Site of 2501 Victoria Park, image courtesy of SmartCentres
Submitted to the City for Zoning By-Law Amendment last month, the proposal calls for an 11-storey mid-rise with retail at the base and 354 residential units above. Designed by Rafael + Bigauskas Architects, the building would take on a U-shaped massing, forming a six-storey street-wall along Victoria Park. To the east, terraces taper the building down to the height of the adjacent Faith Miracle Temple of Toronto and low-rise residential uses across Meadowacres Drive.
2501 Victoria Park, image courtesy of SmartCentres
From a massing perspective, the project’s mid-rise scale is meant to form an eastern bookend to the emerging reinvestment area where eastern North York meets Scarborough, while creating a more pedestrian-friendly environment with retail fronting the public realm and opening up to the south towards the existing Farmcrest Parkette, replacing the car-centric retail that exists today. Similarly, the three surrounding side street frontages would be animated with residential uses, on frontages currently occupied by surface parking and unadorned rear facades.
Looking west over 2501 Victoria Park, image courtesy of SmartCentres
The proposed overall gross floor area (GFA) of 32,017 m² is broken down into 512 m² of ground-floor retail space and 31,505 m² of residential space. Residential space—representing 98% of the GFA—is divided into 354 units, planned in a range of one-, two-, and three-bedroom units including a selection of ground-floor townhomes with private entrances.

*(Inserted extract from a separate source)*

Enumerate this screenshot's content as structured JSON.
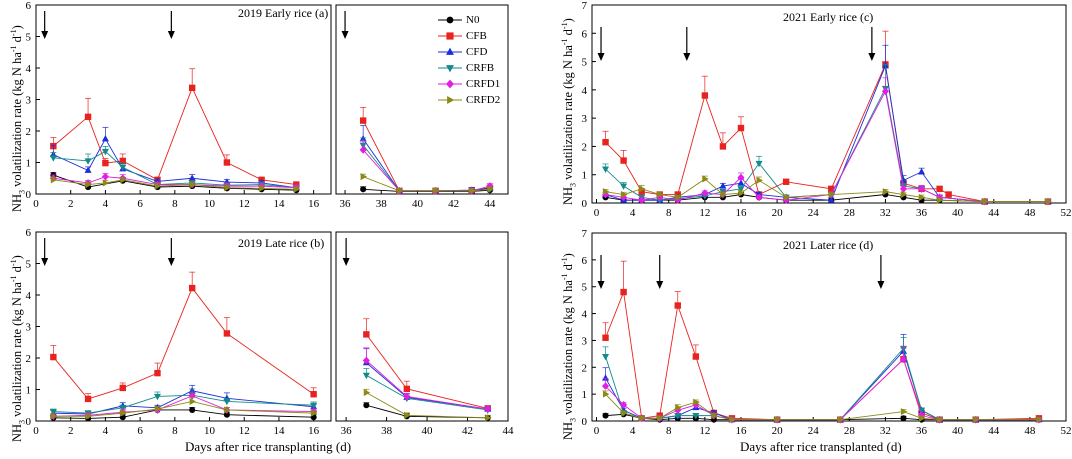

Parking for the development is to be split above- and below-grade, with 66 spaces housed above grade and 111 spaces on a single-level underground. The above-grade parking is to be wrapped in retail spaces to the west, and townhome units to the north, south, and east, hiding the parking from passersby. Of the total 177 parking spaces, 142 are resident spaces and 35 are visitor spaces. The ground floor is also planned to house 271 bicycle parking spaces in a mix of 242 long-term and 29 short-term spaces.